Palate: It’s not bad! Very mild. Mellow on the nose and mellow on the palate as well. Inoffensive. A gentle entry point. The vanilla carries through, and floral notes bloom on the finish. In fact, it opens up a lot on the finish. Sort of like a wall anchor, when you hang something. My colleague neither liked it or disliked it. It’s not weird. Or unusual. But I like it, it’s like a dessert that might not be your thing but you have it and you’re glad you at least had something sweet.
Tasting Notes: Bib & Tucker Small Batch Bourbon Whiskey Aged 12 Years (Barrel #102382)
Appearance: Much lighter and yellower than its predecessor. A pale gold, summer sunshine.
Nose: This smells a lot sweeter. My friend still got nail polish remover, and I got a more intense vanilla and caramel. A little Meyer lemon. Pungent, but not acrid.
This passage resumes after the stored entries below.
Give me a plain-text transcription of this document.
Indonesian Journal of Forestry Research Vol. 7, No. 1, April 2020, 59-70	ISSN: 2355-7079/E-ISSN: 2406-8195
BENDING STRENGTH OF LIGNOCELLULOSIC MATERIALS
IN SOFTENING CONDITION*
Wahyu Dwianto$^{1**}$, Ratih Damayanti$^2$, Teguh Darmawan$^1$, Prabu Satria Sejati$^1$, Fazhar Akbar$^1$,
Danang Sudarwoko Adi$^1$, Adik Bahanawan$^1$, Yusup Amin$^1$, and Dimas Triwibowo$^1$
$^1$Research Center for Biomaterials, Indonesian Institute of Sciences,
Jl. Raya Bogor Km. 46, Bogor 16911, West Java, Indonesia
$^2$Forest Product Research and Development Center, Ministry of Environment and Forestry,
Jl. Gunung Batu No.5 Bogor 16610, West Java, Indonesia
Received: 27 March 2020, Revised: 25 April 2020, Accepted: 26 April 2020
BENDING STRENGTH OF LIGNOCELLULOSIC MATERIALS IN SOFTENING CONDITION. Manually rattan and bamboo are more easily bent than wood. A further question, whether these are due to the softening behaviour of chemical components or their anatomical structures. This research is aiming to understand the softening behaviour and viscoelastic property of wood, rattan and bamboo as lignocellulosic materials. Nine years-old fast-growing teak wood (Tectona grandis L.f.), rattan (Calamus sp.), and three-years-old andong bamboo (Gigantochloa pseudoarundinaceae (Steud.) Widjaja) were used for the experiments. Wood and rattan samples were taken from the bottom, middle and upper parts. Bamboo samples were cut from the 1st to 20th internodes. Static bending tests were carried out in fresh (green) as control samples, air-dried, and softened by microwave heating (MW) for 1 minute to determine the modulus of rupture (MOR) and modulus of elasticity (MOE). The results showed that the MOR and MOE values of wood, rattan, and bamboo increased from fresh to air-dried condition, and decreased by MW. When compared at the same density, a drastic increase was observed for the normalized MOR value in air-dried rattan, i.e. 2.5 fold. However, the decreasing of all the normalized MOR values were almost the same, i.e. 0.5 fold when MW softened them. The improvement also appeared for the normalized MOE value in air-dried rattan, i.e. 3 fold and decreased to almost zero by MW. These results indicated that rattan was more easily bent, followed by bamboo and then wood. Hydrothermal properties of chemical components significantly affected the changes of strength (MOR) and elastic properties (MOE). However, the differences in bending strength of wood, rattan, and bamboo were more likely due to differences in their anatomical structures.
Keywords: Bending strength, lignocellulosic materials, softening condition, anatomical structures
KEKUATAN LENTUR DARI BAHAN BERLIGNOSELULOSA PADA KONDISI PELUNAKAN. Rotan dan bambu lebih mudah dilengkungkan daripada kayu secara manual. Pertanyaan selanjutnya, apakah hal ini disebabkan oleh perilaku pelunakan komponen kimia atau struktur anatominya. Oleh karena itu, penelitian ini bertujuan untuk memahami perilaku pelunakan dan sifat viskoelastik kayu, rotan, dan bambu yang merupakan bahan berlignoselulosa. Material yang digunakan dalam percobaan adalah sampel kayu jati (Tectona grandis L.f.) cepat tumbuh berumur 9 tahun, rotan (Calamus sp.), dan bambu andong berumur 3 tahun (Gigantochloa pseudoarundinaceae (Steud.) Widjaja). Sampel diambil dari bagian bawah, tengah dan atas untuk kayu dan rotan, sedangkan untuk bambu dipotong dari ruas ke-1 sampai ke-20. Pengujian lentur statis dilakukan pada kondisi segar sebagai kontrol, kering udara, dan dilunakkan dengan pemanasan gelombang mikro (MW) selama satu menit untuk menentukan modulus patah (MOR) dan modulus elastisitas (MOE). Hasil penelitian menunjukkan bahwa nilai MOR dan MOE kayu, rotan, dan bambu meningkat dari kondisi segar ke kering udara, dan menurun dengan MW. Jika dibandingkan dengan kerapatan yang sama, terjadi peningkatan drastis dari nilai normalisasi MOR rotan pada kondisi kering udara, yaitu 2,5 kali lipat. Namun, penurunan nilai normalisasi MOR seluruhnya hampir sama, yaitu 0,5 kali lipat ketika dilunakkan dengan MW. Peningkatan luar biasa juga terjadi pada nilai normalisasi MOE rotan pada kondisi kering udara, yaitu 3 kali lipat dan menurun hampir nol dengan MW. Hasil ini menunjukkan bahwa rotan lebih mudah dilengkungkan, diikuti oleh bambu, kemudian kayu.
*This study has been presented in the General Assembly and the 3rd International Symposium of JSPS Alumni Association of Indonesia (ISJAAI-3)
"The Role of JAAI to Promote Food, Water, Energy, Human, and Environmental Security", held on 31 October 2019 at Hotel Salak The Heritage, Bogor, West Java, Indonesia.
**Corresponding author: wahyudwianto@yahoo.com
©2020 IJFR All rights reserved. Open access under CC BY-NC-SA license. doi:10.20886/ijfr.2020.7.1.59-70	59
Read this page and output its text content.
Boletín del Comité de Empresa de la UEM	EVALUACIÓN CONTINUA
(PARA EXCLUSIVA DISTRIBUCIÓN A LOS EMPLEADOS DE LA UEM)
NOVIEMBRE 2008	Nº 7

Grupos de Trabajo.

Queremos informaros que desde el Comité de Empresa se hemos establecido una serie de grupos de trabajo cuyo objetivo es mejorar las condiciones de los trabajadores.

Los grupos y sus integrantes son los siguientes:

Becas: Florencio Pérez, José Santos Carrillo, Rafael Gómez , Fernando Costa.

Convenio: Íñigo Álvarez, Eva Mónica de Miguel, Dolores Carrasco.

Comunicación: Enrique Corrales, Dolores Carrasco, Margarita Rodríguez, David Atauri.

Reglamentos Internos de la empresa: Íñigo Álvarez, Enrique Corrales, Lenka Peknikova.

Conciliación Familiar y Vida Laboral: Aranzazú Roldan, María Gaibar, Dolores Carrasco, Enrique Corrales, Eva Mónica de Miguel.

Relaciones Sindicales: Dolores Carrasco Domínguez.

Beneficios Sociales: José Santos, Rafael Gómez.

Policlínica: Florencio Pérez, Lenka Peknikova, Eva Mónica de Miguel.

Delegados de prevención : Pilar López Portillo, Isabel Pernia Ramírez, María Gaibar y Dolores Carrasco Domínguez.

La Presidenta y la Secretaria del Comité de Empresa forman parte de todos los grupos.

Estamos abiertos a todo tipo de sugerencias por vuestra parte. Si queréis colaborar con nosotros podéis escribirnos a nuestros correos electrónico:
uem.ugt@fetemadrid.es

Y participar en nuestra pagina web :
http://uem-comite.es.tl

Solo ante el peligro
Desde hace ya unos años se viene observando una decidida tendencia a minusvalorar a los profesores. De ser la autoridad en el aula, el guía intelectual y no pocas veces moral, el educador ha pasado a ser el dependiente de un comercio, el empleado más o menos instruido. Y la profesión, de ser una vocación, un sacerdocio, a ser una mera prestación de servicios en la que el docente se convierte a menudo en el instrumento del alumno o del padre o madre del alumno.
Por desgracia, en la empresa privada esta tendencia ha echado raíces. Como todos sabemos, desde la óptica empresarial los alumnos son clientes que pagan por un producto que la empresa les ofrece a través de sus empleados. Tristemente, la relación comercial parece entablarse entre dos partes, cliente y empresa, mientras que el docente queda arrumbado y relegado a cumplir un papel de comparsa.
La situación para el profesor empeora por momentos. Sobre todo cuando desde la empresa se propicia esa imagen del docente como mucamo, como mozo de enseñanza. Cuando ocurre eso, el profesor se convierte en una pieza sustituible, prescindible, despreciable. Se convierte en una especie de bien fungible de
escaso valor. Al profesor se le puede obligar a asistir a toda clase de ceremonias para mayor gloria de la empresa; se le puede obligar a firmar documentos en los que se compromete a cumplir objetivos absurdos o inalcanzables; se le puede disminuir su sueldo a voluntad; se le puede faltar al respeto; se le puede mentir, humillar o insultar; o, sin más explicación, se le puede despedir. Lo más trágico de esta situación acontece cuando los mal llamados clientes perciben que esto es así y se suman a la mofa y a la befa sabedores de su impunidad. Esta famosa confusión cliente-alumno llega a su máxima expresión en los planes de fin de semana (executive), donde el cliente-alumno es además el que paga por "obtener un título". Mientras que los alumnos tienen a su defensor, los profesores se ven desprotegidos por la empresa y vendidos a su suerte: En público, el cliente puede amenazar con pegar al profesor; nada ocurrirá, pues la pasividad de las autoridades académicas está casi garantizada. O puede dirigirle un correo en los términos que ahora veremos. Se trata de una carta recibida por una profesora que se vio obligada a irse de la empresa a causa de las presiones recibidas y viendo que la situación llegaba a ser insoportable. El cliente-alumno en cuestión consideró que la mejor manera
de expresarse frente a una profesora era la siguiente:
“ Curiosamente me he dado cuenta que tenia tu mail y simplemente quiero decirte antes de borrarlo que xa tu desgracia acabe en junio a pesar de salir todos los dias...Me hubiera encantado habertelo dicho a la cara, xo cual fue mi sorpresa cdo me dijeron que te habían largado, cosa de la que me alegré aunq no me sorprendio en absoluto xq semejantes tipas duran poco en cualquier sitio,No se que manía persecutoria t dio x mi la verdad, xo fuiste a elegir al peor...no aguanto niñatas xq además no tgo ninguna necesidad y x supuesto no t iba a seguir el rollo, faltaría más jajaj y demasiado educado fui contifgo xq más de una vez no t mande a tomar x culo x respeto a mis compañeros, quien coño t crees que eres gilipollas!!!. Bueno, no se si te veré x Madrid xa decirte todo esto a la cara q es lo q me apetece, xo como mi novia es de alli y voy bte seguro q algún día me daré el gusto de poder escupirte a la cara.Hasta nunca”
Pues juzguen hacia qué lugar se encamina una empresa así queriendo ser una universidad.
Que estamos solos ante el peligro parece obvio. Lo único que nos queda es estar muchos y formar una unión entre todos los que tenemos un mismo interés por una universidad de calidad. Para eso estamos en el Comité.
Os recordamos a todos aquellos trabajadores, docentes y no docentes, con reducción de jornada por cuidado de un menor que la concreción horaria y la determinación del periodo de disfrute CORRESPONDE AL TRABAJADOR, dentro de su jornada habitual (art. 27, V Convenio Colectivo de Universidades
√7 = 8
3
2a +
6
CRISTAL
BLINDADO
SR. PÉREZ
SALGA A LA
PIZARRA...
Palate: So, this one burns. It’s high-proof that tastes high-proof, and only of high proof. It is a little clumsy. It doesn’t sing, it isn’t as well-rounded, is just one-note. Based on the nose I’d expected more complexity than I got. “It is what it is, and it isn’t all that great,:” said my pal.
Tasting Notes: Bib & Tucker Small Batch Bourbon Whiskey Aged 12 Years (Barrel #102385)
Appearance: Essentially same color as the other 12-year, above.
Nose: This one’s less powerful, but smells very similar to the other 12-year, with an additional hint of pencil shavings and warm cedar.
Palate: Honestly it’s about the same as above. Ditto. This is fiery without being smoky. I wouldn’t give this or its barrel sibling to someone who doesn’t like whiskey, because it exemplifies what I don’t like about whiskey.